The United States is home to many world-class universities like Harvard, Princeton, and Yale, which boast innovative research programs, famous alumni, prestigious awards, and students and faculty from all over the world.
But which schools are actually the best ones in America?
This ranking uses data from U.S. News & World Report to rank America’s 50 best universities from the Ivy League to public institutions. Additionally, this visual shows the average tuition and acceptance rate of each school.
Here’s a look at how different categories are scored in the ranking. It is worth noting that U.S. News relies on each university’s independent reporting of data and information and does not standardize or corroborate the reported information themselves.
How categories are weighted:
- Graduation & Retention Rates = 22%
- Undergraduate Academic Reputation = 20%
- Faculty Resources = 20%
- Financial Resources per Student = 10%
- Graduation Rate Performance = 8%
- Student Selectivity for Fall Entering Class = 7%
- Social Mobility = 5%
- Graduate Indebtedness = 5%
- Average Alumni Giving Rate = 3%
The Top Schools
Ivy League universities are often assumed to be the top schools in America, but in reality, only four of the eight make the top 10.
Here’s a closer look:
|Rank||University||Acceptance Rate||School Type||Tuition and Fees (Private or Public Out-of-State)||In-State Tuition (Public Institutions Only)||State|
|#1||Princeton University||4%||Private, Ivy League||$57,410||N/A||New Jersey|
|#2||Massachusetts Institute of Technology||4%||Private||$57,986||N/A||Massachusetts|
|#3||Yale University||5%||Private, Ivy League||$62,250||N/A||Connecticut|
|#3||Harvard University||4%||Private, Ivy League||$57,261||N/A||Massachusetts|
|#6||University of Chicago||6%||Private||$62,940||N/A||Illinois|
|#7||University of Pennsylvania||6%||Private, Ivy League||$63,452||N/A||Pennsylvania|
|#7||Johns Hopkins University||8%||Private||$60,480||N/A||Maryland|
|#9||California Institute of Technology||4%||Private||$60,864||N/A||California|
One of the Ivies, Columbia University, actually dropped 16 spots from last year’s ranking due to a scandal involving misreported statistics by the university, which was exposed by one of its own professors. There have been critiques of the U.S. News & World Report ranking since, as it doesn’t provide a uniform set of standards for the universities, but lets them determine how they score their categories themselves.
Among the top 10 schools admittance is very competitive, and none of the acceptance rates surpass the 7% mark. Massachusetts Institute of Technology (MIT), Stanford University, and Caltech are among the most difficult universities to get into, with only 4% of applicants receiving that exciting acceptance letter. On the flip side, the universities of Illinois and Wisconsin, for example, accept 60% of all applicants.
Types of Universities
A few more things to know—there are eight private schools in the U.S. that have earned the distinction of “Ivy League,” due to their history and prestige. A number of schools are also classified as land-grant universities—built on land which was essentially given to them by the U.S. government. This was in an effort to provide higher education to lacking communities across the country, and there is at least one in every state.
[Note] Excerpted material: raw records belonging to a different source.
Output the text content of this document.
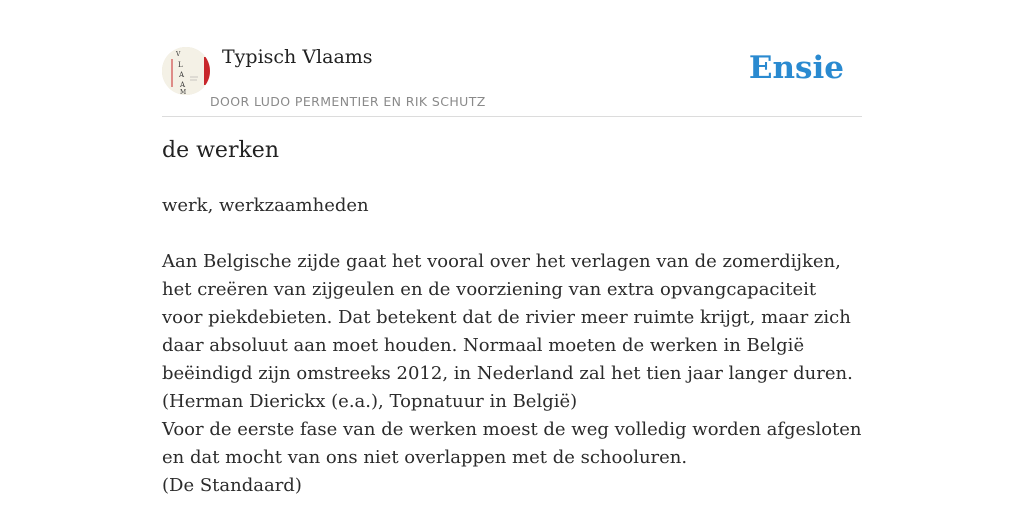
V
L
A
A
M
Typisch Vlaams
DOOR LUDO PERMENTIER EN RIK SCHUTZ
Ensie
de werken

werk, werkzaamheden

Aan Belgische zijde gaat het vooral over het verlagen van de zomerdijken, het creëren van zijgeulen en de voorziening van extra opvangcapaciteit voor piekdebieten. Dat betekent dat de rivier meer ruimte krijgt, maar zich daar absoluut aan moet houden. Normaal moeten de werken in België beëindigd zijn omstreeks 2012, in Nederland zal het tien jaar langer duren.

(Herman Dierickx (e.a.), Topnatuur in België)

Voor de eerste fase van de werken moest de weg volledig worden afgesloten en dat mocht van ons niet overlappen met de schooluren.

(De Standaard)
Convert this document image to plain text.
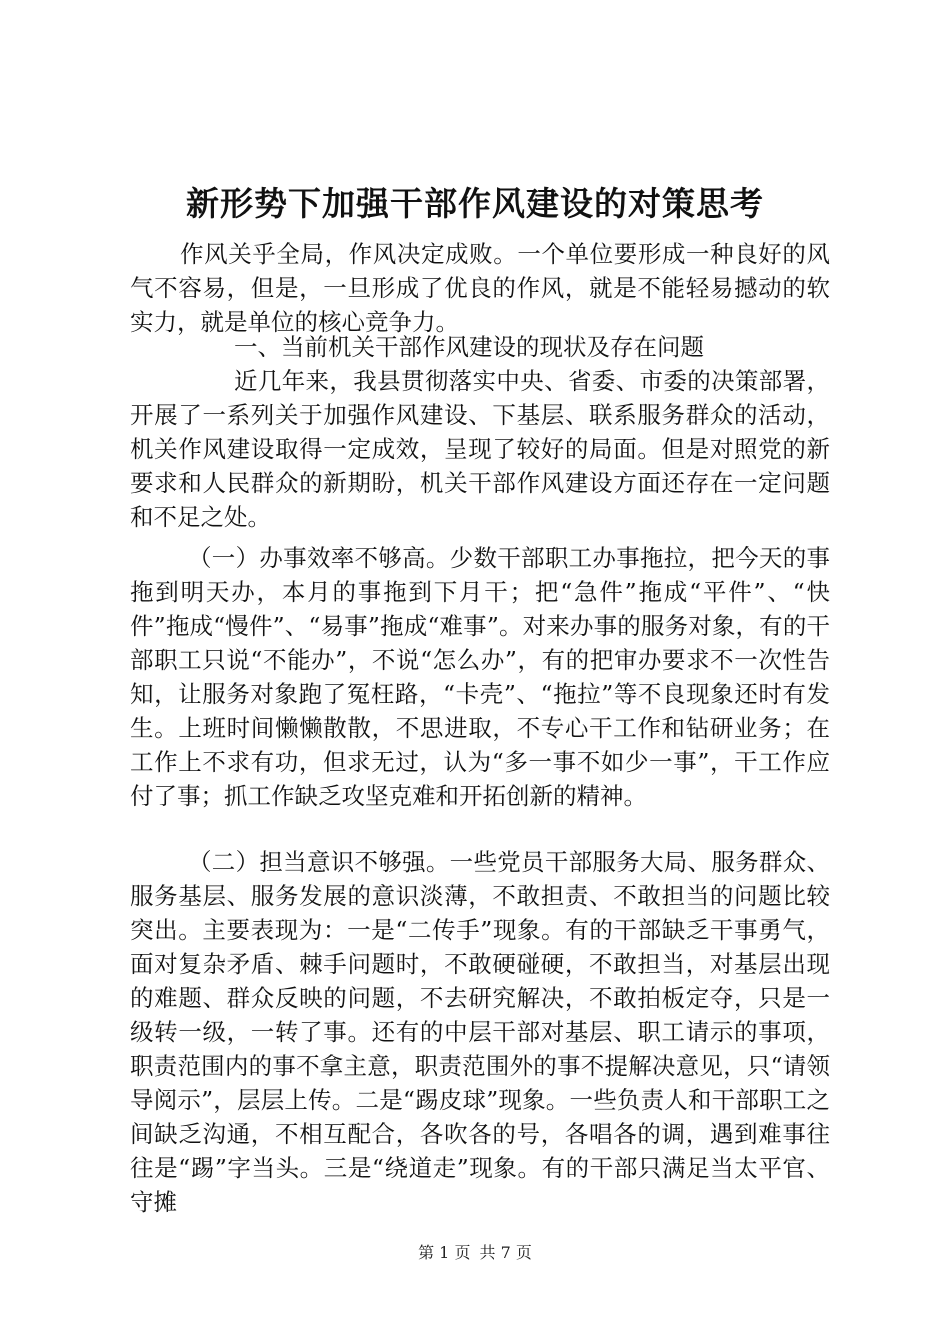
新形势下加强干部作风建设的对策思考

作风关乎全局，作风决定成败。一个单位要形成一种良好的风气不容易，但是，一旦形成了优良的作风，就是不能轻易撼动的软实力，就是单位的核心竞争力。

一、当前机关干部作风建设的现状及存在问题

近几年来，我县贯彻落实中央、省委、市委的决策部署，开展了一系列关于加强作风建设、下基层、联系服务群众的活动，机关作风建设取得一定成效，呈现了较好的局面。但是对照党的新要求和人民群众的新期盼，机关干部作风建设方面还存在一定问题和不足之处。

（一）办事效率不够高。少数干部职工办事拖拉，把今天的事拖到明天办，本月的事拖到下月干；把“急件”拖成“平件”、“快件”拖成“慢件”、“易事”拖成“难事”。对来办事的服务对象，有的干部职工只说“不能办”，不说“怎么办”，有的把审办要求不一次性告知，让服务对象跑了冤枉路，“卡壳”、“拖拉”等不良现象还时有发生。上班时间懒懒散散，不思进取，不专心干工作和钻研业务；在工作上不求有功，但求无过，认为“多一事不如少一事”，干工作应付了事；抓工作缺乏攻坚克难和开拓创新的精神。

（二）担当意识不够强。一些党员干部服务大局、服务群众、服务基层、服务发展的意识淡薄，不敢担责、不敢担当的问题比较突出。主要表现为：一是“二传手”现象。有的干部缺乏干事勇气，面对复杂矛盾、棘手问题时，不敢硬碰硬，不敢担当，对基层出现的难题、群众反映的问题，不去研究解决，不敢拍板定夺，只是一级转一级，一转了事。还有的中层干部对基层、职工请示的事项，职责范围内的事不拿主意，职责范围外的事不提解决意见，只“请领导阅示”，层层上传。二是“踢皮球”现象。一些负责人和干部职工之间缺乏沟通，不相互配合，各吹各的号，各唱各的调，遇到难事往往是“踢”字当头。三是“绕道走”现象。有的干部只满足当太平官、守摊

第 1 页 共 7 页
These are the U.S.’ eight Ivy League Institutions:
- Princeton University
- Yale University
- Columbia University
- Brown University
- Harvard University
- Cornell University
- Dartmouth University
- University of Pennsylvania
Beyond these prestigious academies, there are many high caliber institutions like The Ohio State University and the University of Wisconsin—both of which are land-grant universities.
Among the top 50, there are another four land-grant universities:
- University of Florida
- University of Georgia
- University of Illinois
- Cornell University
There is ripe controversy, however, surrounding land-grant universities, as, in many cases, the U.S. government funded these institutions through expropriated indigenous land.
The Cost of an American Education
U.S. college tuition is famous for being unaffordable. Combining all the federal and private loans in the country, the total student debt comes out to $1.75 trillion and the average borrower owes $28,950.
Here’s a look at how tuition breaks down on average:
The most expensive school in America is Columbia University, with the cost of admission coming out to a whopping $65,524, with some estimates showing even higher rates for the 2022/2023 academic year. The least expensive among the top 50 is the University of Florida at $6,380 for in-state tuition—more than 10x cheaper than Columbia.
But many Americans may soon see their college loans forgiven. The Biden administration’s initiative to cancel student debt will roll out any day now and will be available on federal loans for select qualifying individuals. It has the potential to provide 40 million people with as much as $20,000 in debt forgiveness.
And given that American universities make up eight of the 10 best universities in the world, perhaps the price tag will be worth it.